3. In 1997, section 775.084(5), Florida Statutes (1997) provided:In order to be counted as a prior felony for purposes of sentencing under this section, the felony must have resulted in a conviction sentenced separately prior to the current offense and sentenced separately from any other felony conviction that is to be counted as a prior felony.
4. Had Cox not entered such a stipulation and waived the procedural requirements, the State would have been required to present the necessary testimony and evidence (including judgments, sentences and, if applicable, prison release information) to establish that Cox qualified as a habitual felony offender.
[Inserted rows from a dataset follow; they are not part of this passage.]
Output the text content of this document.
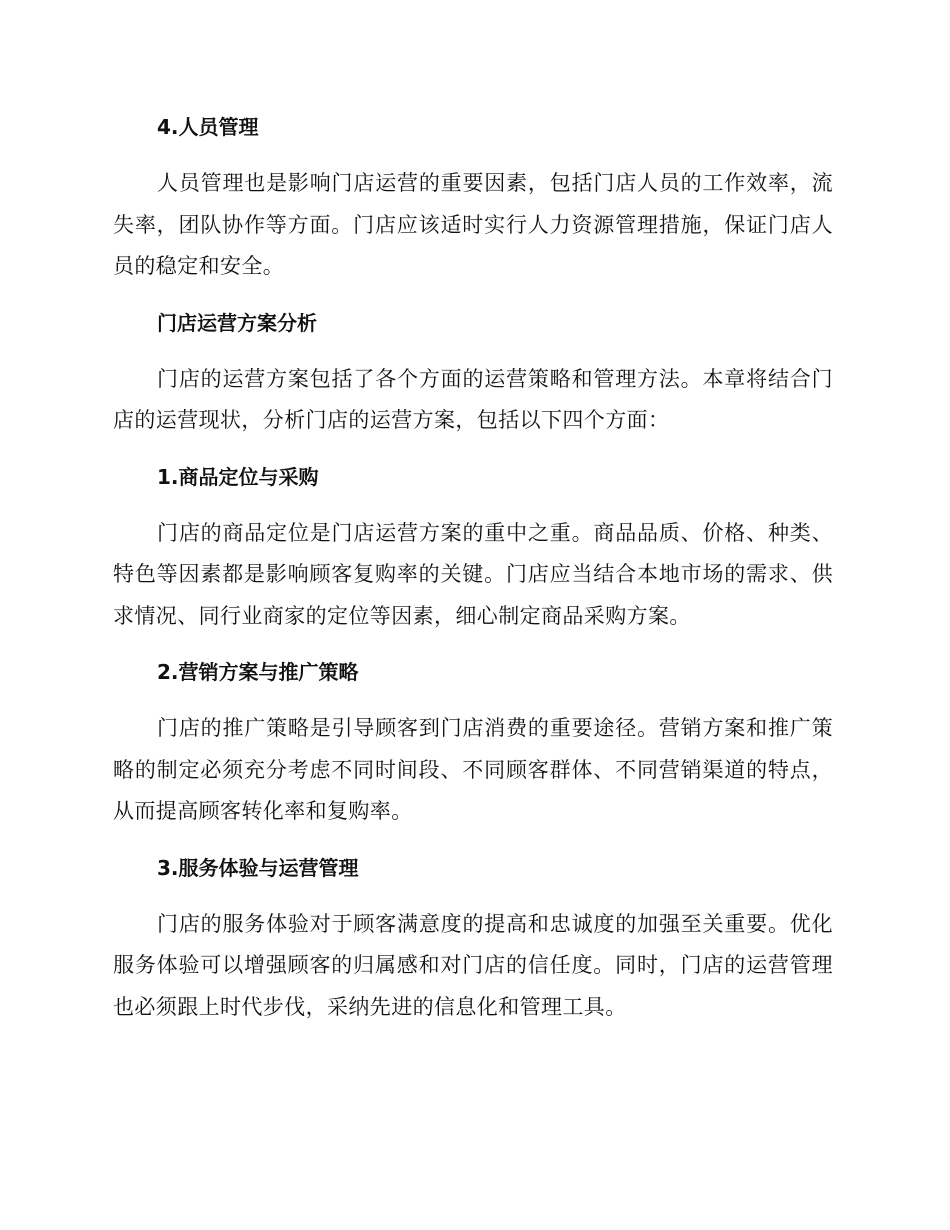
4.人员管理

人员管理也是影响门店运营的重要因素，包括门店人员的工作效率，流失率，团队协作等方面。门店应该适时实行人力资源管理措施，保证门店人员的稳定和安全。

门店运营方案分析

门店的运营方案包括了各个方面的运营策略和管理方法。本章将结合门店的运营现状，分析门店的运营方案，包括以下四个方面：

1.商品定位与采购

门店的商品定位是门店运营方案的重中之重。商品品质、价格、种类、特色等因素都是影响顾客复购率的关键。门店应当结合本地市场的需求、供求情况、同行业商家的定位等因素，细心制定商品采购方案。

2.营销方案与推广策略

门店的推广策略是引导顾客到门店消费的重要途径。营销方案和推广策略的制定必须充分考虑不同时间段、不同顾客群体、不同营销渠道的特点，从而提高顾客转化率和复购率。

3.服务体验与运营管理

门店的服务体验对于顾客满意度的提高和忠诚度的加强至关重要。优化服务体验可以增强顾客的归属感和对门店的信任度。同时，门店的运营管理也必须跟上时代步伐，采纳先进的信息化和管理工具。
5. A motion for postconviction relief under rule 3.850 is generally subject to a two-year time limit, and contemplates an evidentiary hearing when necessary to resolve disputed factual issues. On appeal from an order which denies the motion without an evidentiary hearing, the order shall be reversed “unless the record shows conclusively that the appellant is entitled to no relief.” Fla. R. Crim. P. 9.141(b)(2)(D).By contrast, a motion to correct illegal sentence under rule 3.800(a) may be filed at any time, but must be determined as a matter of law, without an evidentiary hearing, based upon an error apparent on the face of the court record. Given the absence of any time limitation for filing such a motion, and the unavailability of an evidentiary hearing, the burden is on the movant to demonstrate that the trial court's error and the defendant's entitlement to relief are apparent from the face of the record. Williams v. State, 957 So. 2d 600 (Fla. 2007); Porkolab v. State, 187 So. 3d 945 (Fla. 3d DCA 2016); McClain v. State, 157 So. 3d 528 (Fla. 1st DCA 2015); Casteel v. State, 141 So. 3d 624 (Fla. 4th DCA 2014); Smart v. State, 124 So. 3d 347 (Fla. 2d DCA 2013); Jarrett v. State, 89 So. 3d 293 (Fla. 5th DCA 2012).